“We played Off to California and the Arkansas Traveler; Elzic’s Farewell and Ragtime Annie, the notes like bright sparks from a fire swirling upward into the dark sky, set the stars dancing. Suddenly my mind was filled with vivid images from an earlier time that touched my soul. These are the paintings drawn from that inspiration.”
~ Paula McHugh
Joe & Paula McHugh – The Time Travelers
Joe McHugh is a fiddler and storyteller whose powers of imagination and infectious sense of humor hearken back to the likes of Mark Twain and Will Rogers. Paula McHugh is a gifted visual artist and musician. Together they perform as the Time Travelers.
Weaving together legends, tall tales, and little-known historical facts with authentic fiddle, banjo, and “courting” dulcimer duets, as well as projected images of original paintings—a bountiful feast for ear and eye that is sure to delight the intellect and nourish the soul.
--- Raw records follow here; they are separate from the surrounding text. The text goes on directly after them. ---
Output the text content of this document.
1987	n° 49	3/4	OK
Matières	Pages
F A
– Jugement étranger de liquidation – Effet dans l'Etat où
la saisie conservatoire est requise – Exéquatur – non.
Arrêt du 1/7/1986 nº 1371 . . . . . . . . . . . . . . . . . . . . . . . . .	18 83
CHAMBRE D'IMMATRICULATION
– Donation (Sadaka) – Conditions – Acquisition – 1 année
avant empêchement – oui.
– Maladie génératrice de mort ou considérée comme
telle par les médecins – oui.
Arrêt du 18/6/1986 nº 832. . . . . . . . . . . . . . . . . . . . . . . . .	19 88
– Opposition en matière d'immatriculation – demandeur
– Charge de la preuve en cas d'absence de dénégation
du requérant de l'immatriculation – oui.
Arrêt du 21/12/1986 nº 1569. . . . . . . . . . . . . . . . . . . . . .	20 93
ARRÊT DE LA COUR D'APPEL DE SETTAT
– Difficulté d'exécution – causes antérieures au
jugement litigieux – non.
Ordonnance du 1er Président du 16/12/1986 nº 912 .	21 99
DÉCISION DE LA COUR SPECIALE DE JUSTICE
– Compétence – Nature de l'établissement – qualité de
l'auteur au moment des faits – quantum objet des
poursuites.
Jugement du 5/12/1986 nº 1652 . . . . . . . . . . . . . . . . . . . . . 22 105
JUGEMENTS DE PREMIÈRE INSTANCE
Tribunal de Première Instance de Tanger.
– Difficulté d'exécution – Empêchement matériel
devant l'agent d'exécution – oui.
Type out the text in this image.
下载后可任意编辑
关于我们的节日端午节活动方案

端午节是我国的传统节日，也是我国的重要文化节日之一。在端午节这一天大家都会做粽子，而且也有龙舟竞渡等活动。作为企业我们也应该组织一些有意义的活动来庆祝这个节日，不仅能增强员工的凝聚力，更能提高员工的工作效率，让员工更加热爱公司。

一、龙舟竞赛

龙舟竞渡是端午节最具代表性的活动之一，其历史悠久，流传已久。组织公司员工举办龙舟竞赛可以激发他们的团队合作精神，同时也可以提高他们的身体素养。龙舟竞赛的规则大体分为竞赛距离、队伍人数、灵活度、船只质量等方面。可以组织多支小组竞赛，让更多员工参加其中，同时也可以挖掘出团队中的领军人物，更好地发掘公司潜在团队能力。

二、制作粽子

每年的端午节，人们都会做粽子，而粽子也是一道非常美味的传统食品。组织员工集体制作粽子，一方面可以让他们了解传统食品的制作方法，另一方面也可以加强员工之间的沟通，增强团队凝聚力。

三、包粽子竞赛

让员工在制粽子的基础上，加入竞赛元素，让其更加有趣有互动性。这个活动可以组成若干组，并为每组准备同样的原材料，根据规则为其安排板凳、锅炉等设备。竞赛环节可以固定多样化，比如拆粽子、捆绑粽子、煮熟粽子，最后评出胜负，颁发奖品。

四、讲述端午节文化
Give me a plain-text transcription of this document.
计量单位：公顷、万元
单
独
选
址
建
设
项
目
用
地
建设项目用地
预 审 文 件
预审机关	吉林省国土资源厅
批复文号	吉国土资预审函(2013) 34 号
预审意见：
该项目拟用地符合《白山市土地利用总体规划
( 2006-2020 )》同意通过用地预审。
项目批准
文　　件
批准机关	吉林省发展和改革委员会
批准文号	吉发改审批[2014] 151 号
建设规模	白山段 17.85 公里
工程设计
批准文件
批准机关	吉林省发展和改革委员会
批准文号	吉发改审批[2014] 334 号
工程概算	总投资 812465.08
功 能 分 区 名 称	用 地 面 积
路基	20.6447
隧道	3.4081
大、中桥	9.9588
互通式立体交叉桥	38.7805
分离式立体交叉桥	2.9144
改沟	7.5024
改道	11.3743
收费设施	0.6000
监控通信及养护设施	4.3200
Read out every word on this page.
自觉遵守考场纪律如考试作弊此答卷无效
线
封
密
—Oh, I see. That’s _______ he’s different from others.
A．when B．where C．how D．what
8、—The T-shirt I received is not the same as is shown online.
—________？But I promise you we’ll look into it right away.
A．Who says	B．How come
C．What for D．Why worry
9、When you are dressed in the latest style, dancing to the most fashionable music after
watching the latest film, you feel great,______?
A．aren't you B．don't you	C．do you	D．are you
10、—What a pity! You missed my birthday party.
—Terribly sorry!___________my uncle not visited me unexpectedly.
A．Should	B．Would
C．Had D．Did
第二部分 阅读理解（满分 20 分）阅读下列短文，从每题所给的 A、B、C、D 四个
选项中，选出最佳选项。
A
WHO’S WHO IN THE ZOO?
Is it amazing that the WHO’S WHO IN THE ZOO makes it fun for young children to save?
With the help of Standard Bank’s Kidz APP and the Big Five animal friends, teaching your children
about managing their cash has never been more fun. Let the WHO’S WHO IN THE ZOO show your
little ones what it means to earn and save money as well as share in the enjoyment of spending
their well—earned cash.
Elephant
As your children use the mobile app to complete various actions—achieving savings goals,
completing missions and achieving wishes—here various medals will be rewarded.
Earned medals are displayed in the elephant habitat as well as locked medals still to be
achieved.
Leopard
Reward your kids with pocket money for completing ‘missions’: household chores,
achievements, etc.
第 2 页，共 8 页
This film is about the fiddle tune Over the Waterfall. This musical tune has a long history on both sides of the Atlantic as an instrumental. I am not sure why someone attached this title to this very popular dance tune but in my research I found a true story from 1901 that sparked my imagination. It is about the first person to go over Niagara Falls in a barrel and survive. The cool part is that it was a woman, Mrs. Anna Edson Taylor, and she was 63 years old. Now that’s gutsy or desperate!
Artist Statement:
Music as Muse
Since 2008 I have been working on a series of oil and egg tempera paintings based on the evocative titles of traditional American fiddle music. The great idea of America is that it is a melding of many cultures and American fiddle music reflects some of that diversity. Immigrants from England, Scotland, Ireland, France, Germany, and other European countries crossed a vast ocean in hopes of finding a better life, bringing with them their musical traditions. The weaving together of these traditions with the music of Native Americans and enslaved African men and women created a unique style of folk music of which the fiddle tune played an important role both in providing moments of artistic release for people struggling just to survive and facilitating social interaction at dances, weddings, fiddle contests, and other community rituals. There have been thousands of fiddle tunes written. Some fiddle tune titles conjure up images from the natural world, June Apple, Spring the Valley—or they pertain to rural folkways—Dusty Miller, Bull at the Wagon, Boatman. Others commemorate significant events in American history—Off to California, Booth Shot Lincoln. My goal as an artist is to capture the soul behind this essential American music in my paintings, to help us better understand and appreciate the human condition both past and present.
Many artists title their work upon completion. I work my compositions in reverse. Beginning with a well-known or obscure musical title I research any history I can find about it, then I go about developing my ideas. I strive to tap into the wellspring of the collective memory, the places and experiences that shaped us as a people, along with their moments of courage, loss, faith, love, cooperation, and humor. I began this series of paintings working in watercolor and egg tempera but then turned to oils for the richness and depth this medium offers. My horizon lines and landscapes are often curved to echo the melodic nature of the music I portray. I often study photographs taken during the early part of the 20th century looking for some telling element to kindle my creative imagination: an uncertain expression on a coal miner’s face, the tired posture of a man picking cotton, or a medicine show pitchman wearing an Indian war bonnet. Integrating these enchanting images of the past into my work I sense the slow and steady turning of the wheel of time, so different from the urgent, fractured, abstract pace of our modern lives. My great hope is that I can impart this experience to others through my paintings.